À LA MÉMOIRE DE MOHAMED BOUDIAF

Pardonnez-moi maintenant cette digression concernant ce stade. Son nom, « 19 juin 1965 »,  qui est arrivé à son terme grâce à Boudiaf qui l’a rebaptisée « Ahmed Zabana » du nom du héros de la guerre d’indépendance, guillotiné le 19 juin 1956 à 30 ans, (de son vrai nom Zahana comme sa ville de naissance), le nom du stade, disais-je, renvoie au jour où Boumediene a fomenté un « redressement national » avec 100% des instruments du coup d’État, contre Ahmed Ben Bella, le président en titre. Ben Bella était renversé par son ministre de la Défense. Et le stade rebaptisé « Stade du 19 juin 1965 » La dictature imposera son « redressement national » par le bâillonnement durant une quinzaine d’années. Ensuite elle sera édulcorée, camouflée par des vernis, des subterfuges de plus en plus gros et gras, jusqu’au majestueux Hirak qui obligea au nettoyage des écuries d’Augias, qui ne fut hélas que partiel. Comme le héros du mythe, il reviendra. Aujourd’hui les subterfuges et le vernis ne sont même plus nécessaires. Mais les combats ne sont jamais vains et ils sont longs, comme la vie.

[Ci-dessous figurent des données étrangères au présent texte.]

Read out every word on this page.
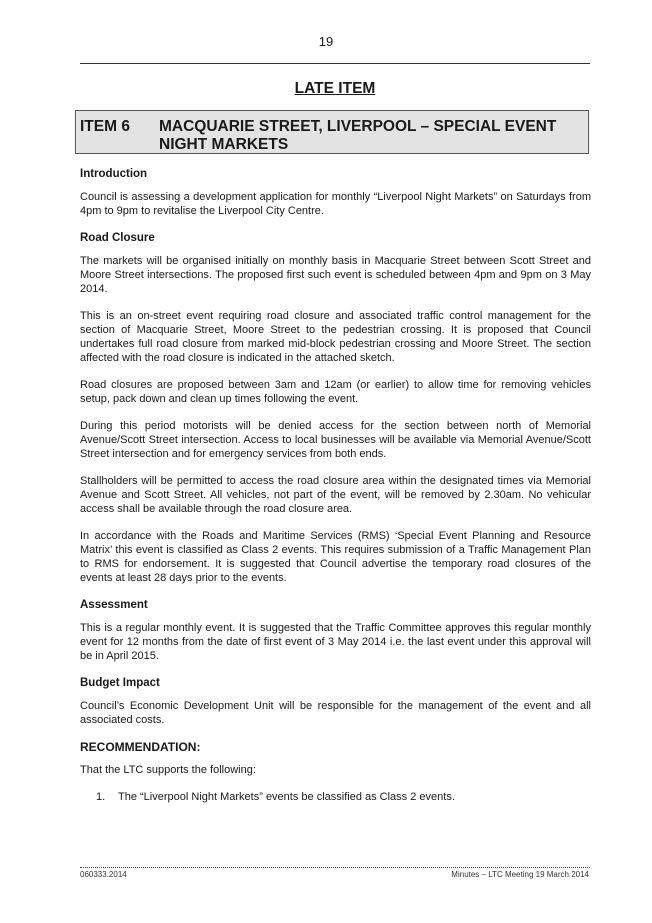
19
LATE ITEM
ITEM 6 MACQUARIE STREET, LIVERPOOL – SPECIAL EVENT NIGHT MARKETS
Introduction

Council is assessing a development application for monthly “Liverpool Night Markets” on Saturdays from 4pm to 9pm to revitalise the Liverpool City Centre.

Road Closure

The markets will be organised initially on monthly basis in Macquarie Street between Scott Street and Moore Street intersections. The proposed first such event is scheduled between 4pm and 9pm on 3 May 2014.

This is an on-street event requiring road closure and associated traffic control management for the section of Macquarie Street, Moore Street to the pedestrian crossing. It is proposed that Council undertakes full road closure from marked mid-block pedestrian crossing and Moore Street. The section affected with the road closure is indicated in the attached sketch.

Road closures are proposed between 3am and 12am (or earlier) to allow time for removing vehicles setup, pack down and clean up times following the event.

During this period motorists will be denied access for the section between north of Memorial Avenue/Scott Street intersection. Access to local businesses will be available via Memorial Avenue/Scott Street intersection and for emergency services from both ends.

Stallholders will be permitted to access the road closure area within the designated times via Memorial Avenue and Scott Street. All vehicles, not part of the event, will be removed by 2.30am. No vehicular access shall be available through the road closure area.

In accordance with the Roads and Maritime Services (RMS) ‘Special Event Planning and Resource Matrix’ this event is classified as Class 2 events. This requires submission of a Traffic Management Plan to RMS for endorsement. It is suggested that Council advertise the temporary road closures of the events at least 28 days prior to the events.

Assessment

This is a regular monthly event. It is suggested that the Traffic Committee approves this regular monthly event for 12 months from the date of first event of 3 May 2014 i.e. the last event under this approval will be in April 2015.

Budget Impact

Council’s Economic Development Unit will be responsible for the management of the event and all associated costs.

RECOMMENDATION:

That the LTC supports the following:

1.	The “Liverpool Night Markets” events be classified as Class 2 events.
060333.2014	Minutes – LTC Meeting 19 March 2014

Deux jours auparavant, le samedi 17 juin 1965, Ben Bella assistait, ironie cruelle de l’histoire, dans ce même stade qui s’appelait alors « Stade Municipal », à une rencontre amicale entre l’Algérie et le Brésil, gagnée par celui-ci 3 à 0 (buts de Pelé – Edson Arantes do Nascimento, dit Pelé  – à la 19°, Didi à la 29° et Gerson à la 81°) devant 60.000 personnes. C’était le jeudi 17 juin 1965, je me répète, devant 60.000 spectateurs (pas 45, pas 50), heureux de vivre un gigantesque moment de bonheur, libres dans leur pays tout récemment libéré de la colonisation française (2). Des jours et des semaines et des mois, je raconterais dans le détail ce match entre l’Algérie et le Brésil auquel j’ai assisté, médusé. « J’ai vu le roi Pelé ! » (j’avais pas quinze ans, lui en avait 24). Je l’ai vu le roi faire du stade son théâtre d’acrobaties : coups de tête, dribbler, feinter, jongler, lever les bras au ciel, sauter, sprinter et marquer. J’ai vu le roi Pelé, mais j’ai couru jusqu’à l’hôtel où résidaient les Brésiliens pour le voir de nouveau, au fameux hôtel Martinez. Et j’ai revu Pelé et toute l’équipe, Manga, Didi, Garrincha, Dja Santos… mais aussi Zerga, Mekhloufi, Zitouni, Mattem, Bouhizeb (mon préféré, je crois même qu’il était copain avec mon père ! Le temps file et ma mémoire me joue peut-être des tours et me fait écrire n’importe quoi. Pas grave.) J’étais un fanatique de foot, heureux et bon élève au lycée jusqu’à la mort de mon père six mois plus tard (imaginez ce que peut être le plus profond des abîmes).

ex hôtel Le Martinez

L’hôtel a été détruit depuis. Il est en construction depuis plus de… quarante ans. À l’âge que j’avais, le coup d’État m’était passé par-dessus la tête, pas l’atmosphère plombée qui s’en est suivie. J’ai mis plusieurs semaines à me remettre de mes émotions.